Ameisen sind wichtige Helfer im Garten: Sie räumen Aas weg, verbreiten Samen und fressen gelegentlich Raupen. So profitieren Boden und Pflanzen.

Problematisch wird es an Obstbäumen, auf der Terrasse und im Haus. Hier erfährst du, wie du Läuse und Ameisen an Bäumen stoppst, Platten stabil hältst und Eintrittsstellen sicher abdichtest.

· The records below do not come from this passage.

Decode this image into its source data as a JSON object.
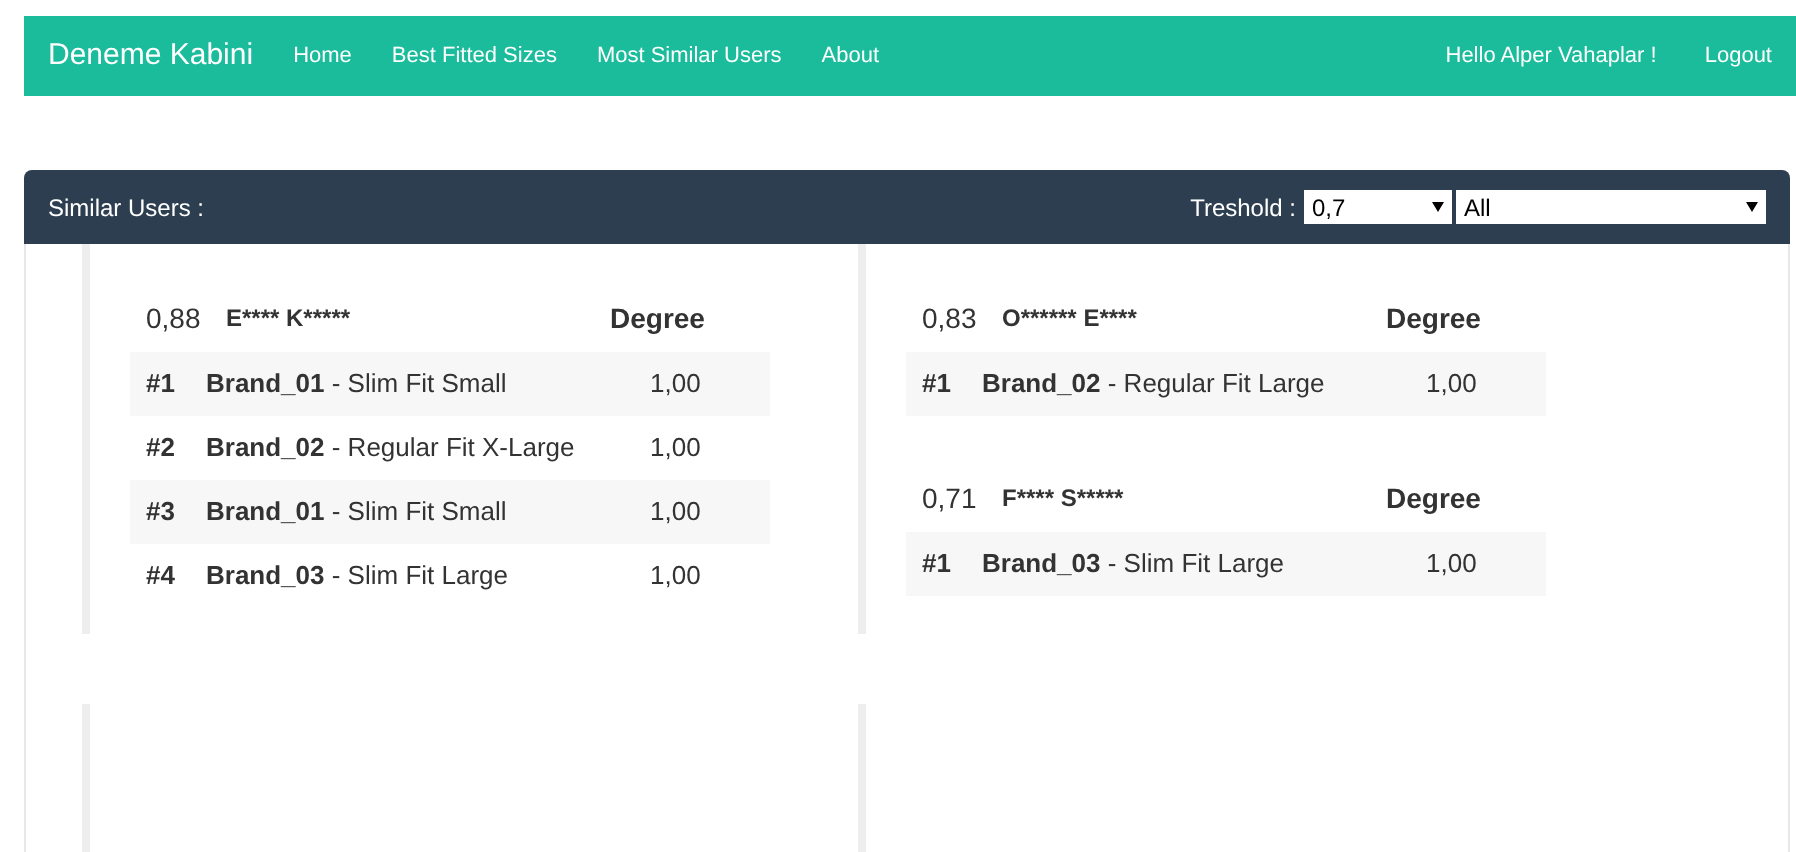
{
  "navbar": {
    "brand": "Deneme Kabini",
    "links": [
      {
        "label": "Home"
      },
      {
        "label": "Best Fitted Sizes"
      },
      {
        "label": "Most Similar Users"
      },
      {
        "label": "About"
      }
    ],
    "greeting": "Hello Alper Vahaplar !",
    "logout": "Logout"
  },
  "panel": {
    "title": "Similar Users :",
    "threshold_label": "Treshold :",
    "threshold_value": "0,7",
    "filter_value": "All",
    "columns": [
      {
        "users": [
          {
            "score": "0,88",
            "name": "E**** K*****",
            "degree_header": "Degree",
            "items": [
              {
                "rank": "#1",
                "product": "**Brand_01** - Slim Fit Small",
                "degree": "1,00"
              },
              {
                "rank": "#2",
                "product": "**Brand_02** - Regular Fit X-Large",
                "degree": "1,00"
              },
              {
                "rank": "#3",
                "product": "**Brand_01** - Slim Fit Small",
                "degree": "1,00"
              },
              {
                "rank": "#4",
                "product": "**Brand_03** - Slim Fit Large",
                "degree": "1,00"
              }
            ]
          }
        ]
      },
      {
        "users": [
          {
            "score": "0,83",
            "name": "O****** E****",
            "degree_header": "Degree",
            "items": [
              {
                "rank": "#1",
                "product": "**Brand_02** - Regular Fit Large",
                "degree": "1,00"
              }
            ]
          },
          {
            "score": "0,71",
            "name": "F**** S*****",
            "degree_header": "Degree",
            "items": [
              {
                "rank": "#1",
                "product": "**Brand_03** - Slim Fit Large",
                "degree": "1,00"
              }
            ]
          }
        ]
      }
    ]
  }
}
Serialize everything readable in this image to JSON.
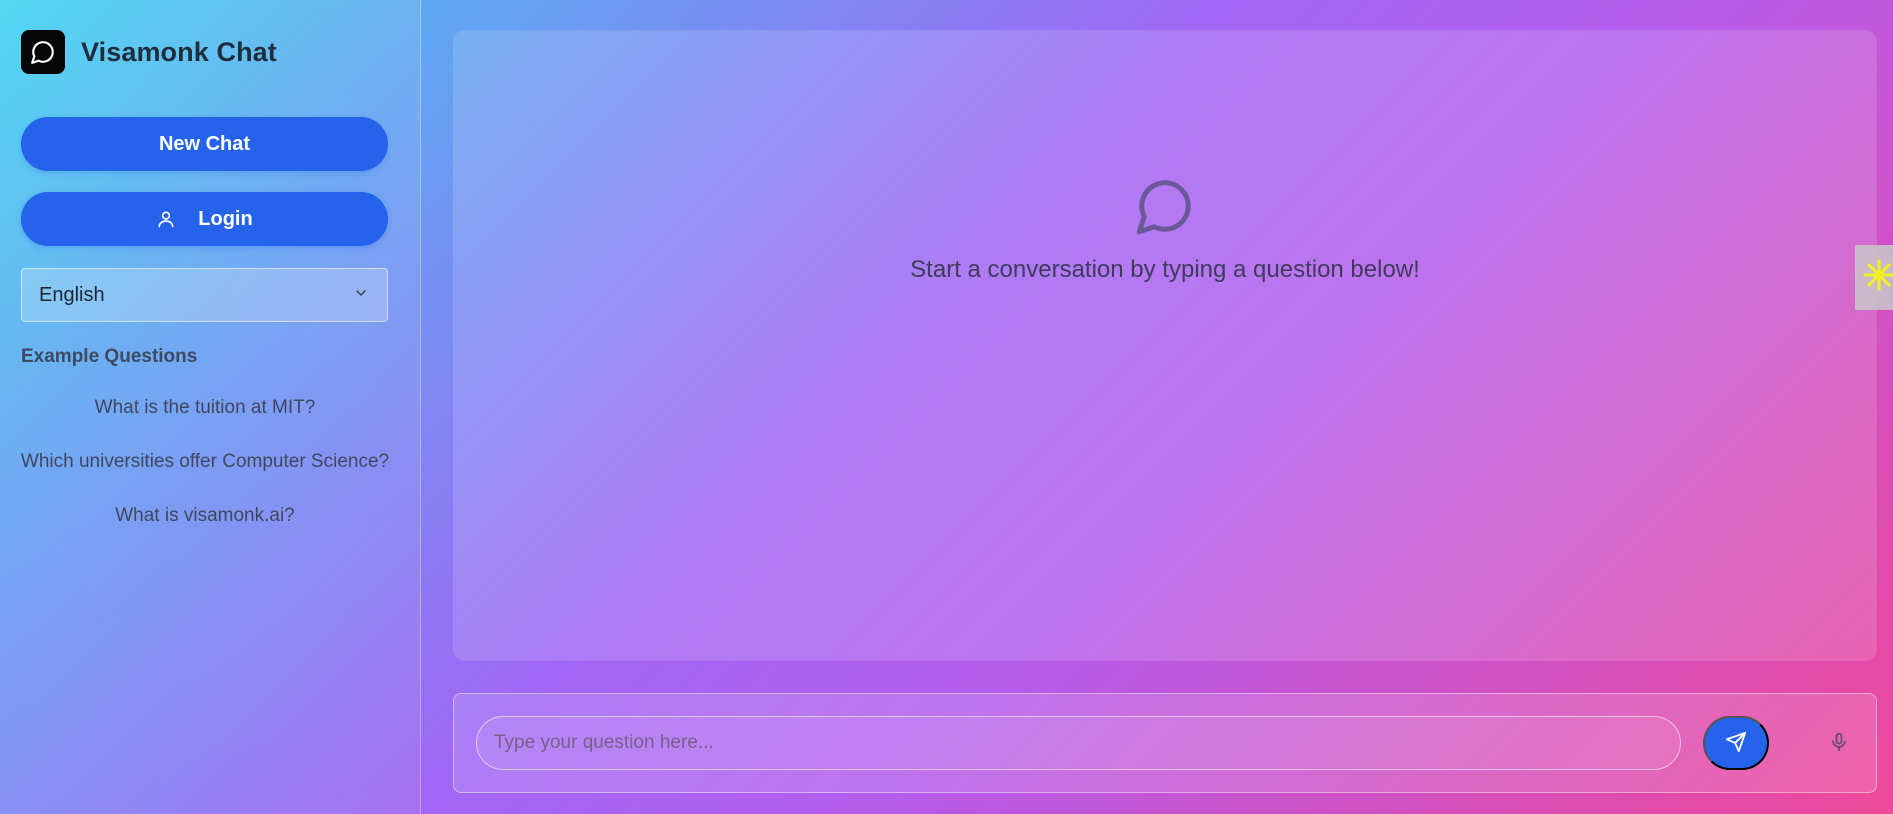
{
  "app": {
    "title": "Visamonk Chat",
    "logo_icon": "chat-bubble-icon"
  },
  "sidebar": {
    "new_chat_label": "New Chat",
    "login_label": "Login",
    "login_icon": "user-icon",
    "language": {
      "selected": "English",
      "icon": "chevron-down-icon"
    },
    "examples_heading": "Example Questions",
    "examples": [
      "What is the tuition at MIT?",
      "Which universities offer Computer Science?",
      "What is visamonk.ai?"
    ]
  },
  "chat": {
    "empty_icon": "chat-bubble-icon",
    "empty_text": "Start a conversation by typing a question below!"
  },
  "input": {
    "placeholder": "Type your question here...",
    "value": "",
    "send_icon": "send-icon",
    "mic_icon": "microphone-icon"
  },
  "side_tab": {
    "icon": "sparkle-icon"
  },
  "colors": {
    "primary": "#2563eb",
    "title": "#1f2d3d"
  }
}
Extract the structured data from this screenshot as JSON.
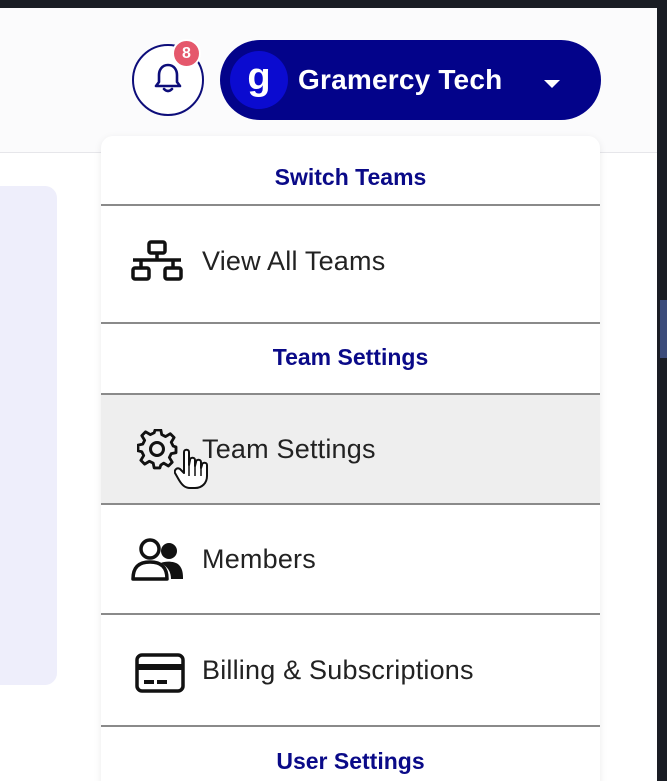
{
  "header": {
    "notifications": {
      "count": "8"
    },
    "team": {
      "avatar_letter": "g",
      "name": "Gramercy Tech"
    }
  },
  "dropdown": {
    "sections": [
      {
        "heading": "Switch Teams",
        "items": [
          {
            "label": "View All Teams",
            "icon": "sitemap-icon"
          }
        ]
      },
      {
        "heading": "Team Settings",
        "items": [
          {
            "label": "Team Settings",
            "icon": "gear-icon",
            "hovered": true
          },
          {
            "label": "Members",
            "icon": "users-icon"
          },
          {
            "label": "Billing & Subscriptions",
            "icon": "credit-card-icon"
          }
        ]
      },
      {
        "heading": "User Settings",
        "items": []
      }
    ]
  },
  "colors": {
    "brand_navy": "#03038a",
    "avatar_blue": "#0b0bd0",
    "badge_red": "#e5586c",
    "heading_navy": "#0a0a88",
    "hover_bg": "#eeeeee"
  }
}
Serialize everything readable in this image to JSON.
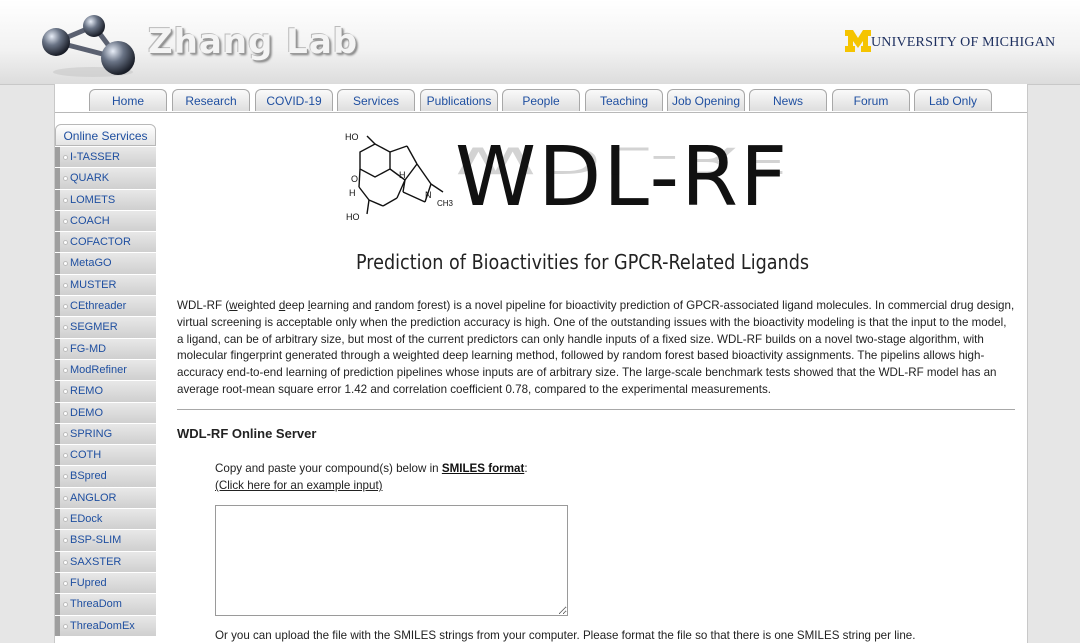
{
  "header": {
    "lab_name": "Zhang Lab",
    "university": "UNIVERSITY OF MICHIGAN",
    "university_logo": "M",
    "colors": {
      "um_maize": "#f5c400",
      "um_blue": "#1c2e5e"
    }
  },
  "nav": {
    "tabs": [
      {
        "label": "Home"
      },
      {
        "label": "Research"
      },
      {
        "label": "COVID-19"
      },
      {
        "label": "Services"
      },
      {
        "label": "Publications"
      },
      {
        "label": "People"
      },
      {
        "label": "Teaching"
      },
      {
        "label": "Job Opening"
      },
      {
        "label": "News"
      },
      {
        "label": "Forum"
      },
      {
        "label": "Lab Only"
      }
    ]
  },
  "sidebar": {
    "header": "Online Services",
    "items": [
      {
        "label": "I-TASSER"
      },
      {
        "label": "QUARK"
      },
      {
        "label": "LOMETS"
      },
      {
        "label": "COACH"
      },
      {
        "label": "COFACTOR"
      },
      {
        "label": "MetaGO"
      },
      {
        "label": "MUSTER"
      },
      {
        "label": "CEthreader"
      },
      {
        "label": "SEGMER"
      },
      {
        "label": "FG-MD"
      },
      {
        "label": "ModRefiner"
      },
      {
        "label": "REMO"
      },
      {
        "label": "DEMO"
      },
      {
        "label": "SPRING"
      },
      {
        "label": "COTH"
      },
      {
        "label": "BSpred"
      },
      {
        "label": "ANGLOR"
      },
      {
        "label": "EDock"
      },
      {
        "label": "BSP-SLIM"
      },
      {
        "label": "SAXSTER"
      },
      {
        "label": "FUpred"
      },
      {
        "label": "ThreaDom"
      },
      {
        "label": "ThreaDomEx"
      }
    ]
  },
  "banner": {
    "title": "WDL-RF",
    "subtitle": "Prediction of Bioactivities for GPCR-Related Ligands",
    "molecule_labels": {
      "oh_top": "HO",
      "oh_bottom": "HO",
      "o": "O",
      "h1": "H",
      "h2": "H",
      "n": "N",
      "ch3": "CH3"
    }
  },
  "description": {
    "p0": "WDL-RF (",
    "w": "w",
    "p1": "eighted ",
    "d": "d",
    "p2": "eep ",
    "l": "l",
    "p3": "earning and ",
    "r": "r",
    "p4": "andom ",
    "f": "f",
    "p5": "orest) is a novel pipeline for bioactivity prediction of GPCR-associated ligand molecules. In commercial drug design, virtual screening is acceptable only when the prediction accuracy is high. One of the outstanding issues with the bioactivity modeling is that the input to the model, a ligand, can be of arbitrary size, but most of the current predictors can only handle inputs of a fixed size. WDL-RF builds on a novel two-stage algorithm, with molecular fingerprint generated through a weighted deep learning method, followed by random forest based bioactivity assignments. The pipelins allows high-accuracy end-to-end learning of prediction pipelines whose inputs are of arbitrary size. The large-scale benchmark tests showed that the WDL-RF model has an average root-mean square error 1.42 and correlation coefficient 0.78, compared to the experimental measurements."
  },
  "server": {
    "title": "WDL-RF Online Server",
    "copy_prefix": "Copy and paste your compound(s) below in ",
    "smiles_link": "SMILES format",
    "copy_suffix": ":",
    "example_link": "(Click here for an example input)",
    "input_value": "",
    "upload_text": "Or you can upload the file with the SMILES strings from your computer. Please format the file so that there is one SMILES string per line."
  }
}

Ameisen in deinem Garten, auf deiner Terrasse und in deinem Zuhause

Wie Ameisen deinen Garten bereichern

Ameisen lösen ganz unterschiedliche Gefühle aus. Sobald sie durch deinen Garten laufen oder im grünen Bereich ihres natürlichen Lebensraums aktiv sind, übernehmen sie wertvolle Aufgaben für das Ökosystem. Doch auf deiner Terrasse können sie durchaus lästig werden und manchmal sogar den Terrassenbelag lockern. Und im eigenen Zuhause wünscht sich eigentlich jeder, die kleinen Krabbler möglichst rasch wieder loszuwerden.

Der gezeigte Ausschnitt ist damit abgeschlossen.